I wasn’t a particularly sentimental man, but inside that leather bi-fold was the necklace I’d stolen off my mother’s neck while she’d lain in a coffin when I was ten. After months of watching the cancer crush her spirit and ultimately her body, my father hadn’t even waited for her funeral to purge everything she had ever touched. My older brother, Trent, told me that it was part of Dad’s grieving process. However, the morning of the service, when a woman showed up with a U-Haul, I’d figured the quick cleanup had more to do with her than it had the loss of my mom.

So, when I saw my mother, pale and lifeless, wearing the tiny silver heart she never took off, I pretended to lean in and kiss her just before they closed the casket. With a whispered apology, I snatched that necklace from her neck and tucked it into my pocket.

Short of two pictures I managed to hide under my mattress while my dad was ridding her memory from our home, that necklace was the only thing I had left.

I’d been livid when Hadley had taken it from me.

But, now, maybe it had been a blessing in disguise. Because, this time, I was ready for her. I’d added cameras to the front of my building. One image of her leaving after dumping the baby and I’d be able to identify her once and for all.

And then hopefully make her come back.

With Kaleidoscope open on my computer—my login thankfully hadn’t been terminated yet—I scanned through the footage of the last few hours. I watched as all my friends and the other residents came and went in fast forward without the first sign of Hadley’s fiery-red hair, and before I knew it, the police were rushing in on the screen, catching me up to the present.

Frustrated, I rewound another hour, not knowing when she had entered the building. For all I knew, she could have been hiding out there all day, waiting for her moment to spring her bundle of lies on me.

“Mr.

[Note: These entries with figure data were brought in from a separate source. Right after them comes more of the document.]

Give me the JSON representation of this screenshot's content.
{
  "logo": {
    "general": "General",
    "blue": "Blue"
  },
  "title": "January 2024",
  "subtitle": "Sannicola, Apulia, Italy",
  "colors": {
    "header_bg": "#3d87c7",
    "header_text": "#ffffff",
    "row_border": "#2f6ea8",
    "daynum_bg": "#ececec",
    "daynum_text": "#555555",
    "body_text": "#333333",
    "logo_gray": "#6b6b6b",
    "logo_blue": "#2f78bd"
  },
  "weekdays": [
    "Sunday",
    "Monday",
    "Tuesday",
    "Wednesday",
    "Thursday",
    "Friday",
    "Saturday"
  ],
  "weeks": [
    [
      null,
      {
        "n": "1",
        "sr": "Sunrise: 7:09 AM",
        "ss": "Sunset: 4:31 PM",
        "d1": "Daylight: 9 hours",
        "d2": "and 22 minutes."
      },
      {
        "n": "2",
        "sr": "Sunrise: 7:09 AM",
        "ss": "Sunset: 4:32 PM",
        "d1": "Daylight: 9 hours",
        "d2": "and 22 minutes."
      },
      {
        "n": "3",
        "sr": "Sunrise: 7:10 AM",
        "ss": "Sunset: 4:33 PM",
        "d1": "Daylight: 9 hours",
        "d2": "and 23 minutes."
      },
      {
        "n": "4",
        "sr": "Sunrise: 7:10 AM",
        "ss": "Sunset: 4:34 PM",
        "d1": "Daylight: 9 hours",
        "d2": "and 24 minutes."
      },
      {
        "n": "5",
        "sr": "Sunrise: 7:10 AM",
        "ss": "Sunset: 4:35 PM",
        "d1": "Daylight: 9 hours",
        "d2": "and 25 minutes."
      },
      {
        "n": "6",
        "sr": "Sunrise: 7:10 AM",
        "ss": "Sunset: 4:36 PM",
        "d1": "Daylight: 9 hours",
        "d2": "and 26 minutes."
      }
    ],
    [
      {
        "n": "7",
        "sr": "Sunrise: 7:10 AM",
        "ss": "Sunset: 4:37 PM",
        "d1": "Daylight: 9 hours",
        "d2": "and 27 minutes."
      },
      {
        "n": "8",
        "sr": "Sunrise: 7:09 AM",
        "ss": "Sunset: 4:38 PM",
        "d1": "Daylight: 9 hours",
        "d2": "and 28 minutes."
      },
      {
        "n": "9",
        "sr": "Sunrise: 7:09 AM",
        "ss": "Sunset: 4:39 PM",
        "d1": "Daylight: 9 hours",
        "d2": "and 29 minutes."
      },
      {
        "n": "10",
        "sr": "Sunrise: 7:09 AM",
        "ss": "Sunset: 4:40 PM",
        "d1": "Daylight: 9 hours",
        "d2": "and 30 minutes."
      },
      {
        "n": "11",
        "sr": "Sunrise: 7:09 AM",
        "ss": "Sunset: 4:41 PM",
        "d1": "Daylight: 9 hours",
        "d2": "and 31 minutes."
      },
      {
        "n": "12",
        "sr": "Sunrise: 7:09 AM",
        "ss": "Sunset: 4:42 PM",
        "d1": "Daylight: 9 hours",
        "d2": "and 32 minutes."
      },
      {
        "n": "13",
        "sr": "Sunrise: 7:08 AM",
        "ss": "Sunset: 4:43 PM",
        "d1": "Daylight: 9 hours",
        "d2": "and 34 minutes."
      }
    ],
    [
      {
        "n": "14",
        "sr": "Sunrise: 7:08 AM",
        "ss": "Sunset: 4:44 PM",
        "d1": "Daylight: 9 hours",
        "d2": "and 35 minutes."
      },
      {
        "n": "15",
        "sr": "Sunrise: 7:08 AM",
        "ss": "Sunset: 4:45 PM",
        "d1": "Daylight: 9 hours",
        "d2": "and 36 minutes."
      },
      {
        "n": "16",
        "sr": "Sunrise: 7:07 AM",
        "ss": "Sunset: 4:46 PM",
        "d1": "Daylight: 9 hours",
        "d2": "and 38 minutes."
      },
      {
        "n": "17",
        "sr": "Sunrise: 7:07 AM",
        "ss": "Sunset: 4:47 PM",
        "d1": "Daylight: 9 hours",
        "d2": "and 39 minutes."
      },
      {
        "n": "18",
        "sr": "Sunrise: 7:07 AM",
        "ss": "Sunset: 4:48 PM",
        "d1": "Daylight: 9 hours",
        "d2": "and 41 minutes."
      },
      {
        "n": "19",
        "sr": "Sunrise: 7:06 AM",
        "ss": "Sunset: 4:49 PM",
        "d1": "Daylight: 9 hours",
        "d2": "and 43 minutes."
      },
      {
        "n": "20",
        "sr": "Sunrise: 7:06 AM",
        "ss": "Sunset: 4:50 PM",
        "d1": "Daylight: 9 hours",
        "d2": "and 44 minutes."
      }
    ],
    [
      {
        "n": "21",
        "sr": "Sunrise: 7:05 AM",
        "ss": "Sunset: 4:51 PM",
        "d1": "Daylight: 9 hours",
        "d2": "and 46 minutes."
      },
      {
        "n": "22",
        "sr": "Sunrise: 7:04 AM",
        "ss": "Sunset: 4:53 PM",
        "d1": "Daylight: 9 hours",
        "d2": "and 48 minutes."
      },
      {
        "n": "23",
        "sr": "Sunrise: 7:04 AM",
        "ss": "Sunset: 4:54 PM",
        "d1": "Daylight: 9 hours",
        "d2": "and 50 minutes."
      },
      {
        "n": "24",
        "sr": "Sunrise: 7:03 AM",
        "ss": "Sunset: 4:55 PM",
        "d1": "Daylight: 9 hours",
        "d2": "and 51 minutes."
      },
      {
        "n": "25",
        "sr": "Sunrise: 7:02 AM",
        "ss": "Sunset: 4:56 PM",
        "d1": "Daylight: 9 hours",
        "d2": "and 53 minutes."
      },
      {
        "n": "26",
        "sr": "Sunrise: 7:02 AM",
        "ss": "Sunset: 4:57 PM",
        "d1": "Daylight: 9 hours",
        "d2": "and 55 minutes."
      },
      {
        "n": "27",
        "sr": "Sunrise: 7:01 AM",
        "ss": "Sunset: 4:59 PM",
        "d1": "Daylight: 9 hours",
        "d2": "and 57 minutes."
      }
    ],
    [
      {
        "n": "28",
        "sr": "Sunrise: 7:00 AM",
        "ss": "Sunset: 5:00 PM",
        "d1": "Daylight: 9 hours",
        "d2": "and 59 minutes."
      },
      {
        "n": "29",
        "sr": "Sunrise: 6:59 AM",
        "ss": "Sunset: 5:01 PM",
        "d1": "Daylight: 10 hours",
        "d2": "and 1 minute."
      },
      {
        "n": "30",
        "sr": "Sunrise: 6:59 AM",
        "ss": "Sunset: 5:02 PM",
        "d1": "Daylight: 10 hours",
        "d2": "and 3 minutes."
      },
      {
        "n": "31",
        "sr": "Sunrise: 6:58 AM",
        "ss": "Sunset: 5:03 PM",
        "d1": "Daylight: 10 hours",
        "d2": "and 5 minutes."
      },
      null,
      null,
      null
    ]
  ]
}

Hunt,” the cop called. “I need your attention up here.”

The baby was still crying and my blood pressure was rising by the second, making my tone rougher than I had intended as I replied, “No, what you need is someone to find this woman.”

He reached across the bar dividing my living room from the kitchen and pointedly closed my laptop. “Eyes on me.”

I had negative amounts of patience left, and my six-foot-four frame swelled, shoulders taut, muscles thrumming. “Don’t touch my computer again. Ask your goddamn questions, but keep your hands off my shit. Got it?”

Ian closed in on me. “Chill. They’re here to help.”

With that baby rupturing my ear drums, I had no chill left. I was coming apart at the seams.

Holding the cop’s stare, I opened the top on my computer, daring him to argue. “Look, I understand that you’re doing your job here, but I assure you I can find this woman before you can.”